Andere zaken waarover u de nodige vragen hebt gesteld, zoals het ketenoverleg acute zorg, de vermaatschappelijking in de care en het stakeholdersoverleg zijn geregeld in de beleidsvisie en de beleidsregels. U heeft inmiddels drie versies van deze stukken gekregen en in januari 2005 heb ik met u van gedachten gewisseld hierover. Naar aanleiding van dat overleg zijn de stukken op een aantal punten aangepast (zie bijvoorbeeld het antwoord op vraag 125 en mijn brief van 3 maart (TK, 27 659, nr. 51)).
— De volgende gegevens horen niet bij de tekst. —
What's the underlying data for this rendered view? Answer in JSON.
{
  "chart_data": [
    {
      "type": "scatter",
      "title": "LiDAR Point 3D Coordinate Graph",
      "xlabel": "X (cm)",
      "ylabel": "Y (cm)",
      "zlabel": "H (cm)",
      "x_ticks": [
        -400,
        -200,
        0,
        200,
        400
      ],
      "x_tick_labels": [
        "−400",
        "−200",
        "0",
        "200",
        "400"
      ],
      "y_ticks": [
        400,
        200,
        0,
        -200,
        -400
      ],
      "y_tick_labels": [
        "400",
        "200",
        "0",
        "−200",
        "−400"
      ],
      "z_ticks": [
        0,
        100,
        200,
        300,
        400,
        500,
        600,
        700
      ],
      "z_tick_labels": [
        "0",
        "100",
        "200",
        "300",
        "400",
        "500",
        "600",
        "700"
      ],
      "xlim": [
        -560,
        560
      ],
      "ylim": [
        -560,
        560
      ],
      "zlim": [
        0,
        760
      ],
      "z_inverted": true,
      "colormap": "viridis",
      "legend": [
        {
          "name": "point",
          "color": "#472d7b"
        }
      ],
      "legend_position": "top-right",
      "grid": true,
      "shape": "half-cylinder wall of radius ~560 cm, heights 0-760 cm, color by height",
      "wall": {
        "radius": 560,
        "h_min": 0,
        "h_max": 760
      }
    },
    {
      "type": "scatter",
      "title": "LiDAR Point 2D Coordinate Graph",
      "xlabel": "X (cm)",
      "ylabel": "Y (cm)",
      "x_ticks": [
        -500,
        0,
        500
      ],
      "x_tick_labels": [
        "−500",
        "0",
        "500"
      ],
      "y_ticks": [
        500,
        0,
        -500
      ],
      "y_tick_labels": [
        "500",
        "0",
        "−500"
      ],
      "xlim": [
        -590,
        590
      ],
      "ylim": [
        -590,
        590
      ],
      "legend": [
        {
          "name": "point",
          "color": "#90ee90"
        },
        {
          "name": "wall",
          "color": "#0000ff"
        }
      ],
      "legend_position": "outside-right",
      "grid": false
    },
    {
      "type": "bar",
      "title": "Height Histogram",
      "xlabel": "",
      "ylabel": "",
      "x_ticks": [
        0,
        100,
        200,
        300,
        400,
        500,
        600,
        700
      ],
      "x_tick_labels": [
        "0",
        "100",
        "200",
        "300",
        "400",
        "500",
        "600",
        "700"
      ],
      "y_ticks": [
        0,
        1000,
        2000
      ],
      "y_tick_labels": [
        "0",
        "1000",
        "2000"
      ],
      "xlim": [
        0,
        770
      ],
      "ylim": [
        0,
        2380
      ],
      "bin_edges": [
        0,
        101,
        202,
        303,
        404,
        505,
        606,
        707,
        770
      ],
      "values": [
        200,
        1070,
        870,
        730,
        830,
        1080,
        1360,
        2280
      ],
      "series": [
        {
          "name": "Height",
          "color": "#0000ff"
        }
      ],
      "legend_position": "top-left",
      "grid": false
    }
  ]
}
Bij de versies die ik u in juni 2005 en november 2005 heb gestuurd, heb ik steeds aangegeven wat er is gewijzigd ten opzichte van de vorige versie. Ik heb ook aangegeven dat de beleidsregels in de beginfase van de WTZi nog wel eens aangepast zullen moeten worden (zie bijvoorbeeld het antwoord op vraag 129). In het antwoord op vraag 135 staat verder dat ik normen zal ontwikkelen voor de fysieke bereikbaarheid van de acute zorg. Dat zou ook kunnen leiden tot aanpassing van de beleidsregels. De beleidsregels kan ik relatief gemakkelijk aanpassen. Ik kan ook, op elke moment dat u dat wenst, met u over de beleidsvisie en de beleidsregels van gedachten wisselen.

Wanneer wij op 7 december aanstaande tot de conclusie komen dat vooral de inhoud van de beleidsregels – en niet van het Uitvoeringsbesluit – onderwerp zal zijn van het verslag algemeen overleg, dan is er naar mijn idee geen belemmering reeds op 9 december een besluit te nemen over de inwerkingtreding. Dit geldt in mijn opvatting ook wanneer slechts enkele punten uit het Uitvoeringsbesluit aangepast zouden moeten worden. Dergelijke wijzigingen kunnen bij de eerstvolgende wijziging van het Uitvoeringsbesluit worden meegenomen en hoeven geen obstakel te zijn voor inwerkingtreding. Die eerstvolgende wijziging van het Uitvoeringsbesluit zal niet lang op zich laten wachten, nu het Uitvoeringsbesluit als gevolg van de Wijziging van de Wet toelating zorginstellingen (Kamerstukken II, 2004/2005, 30 245, nrs. 2–3; overheveling toelatingen zonder bouw van College voor zorgverzekeringen naar VWS) gewijzigd zal moeten worden. Dit betreft overigens een technische wijziging.

Een afschrift van deze brief en de bijlagen heb ik gestuurd naar de voorzitter van de Eerste Kamer der Staten-Generaal.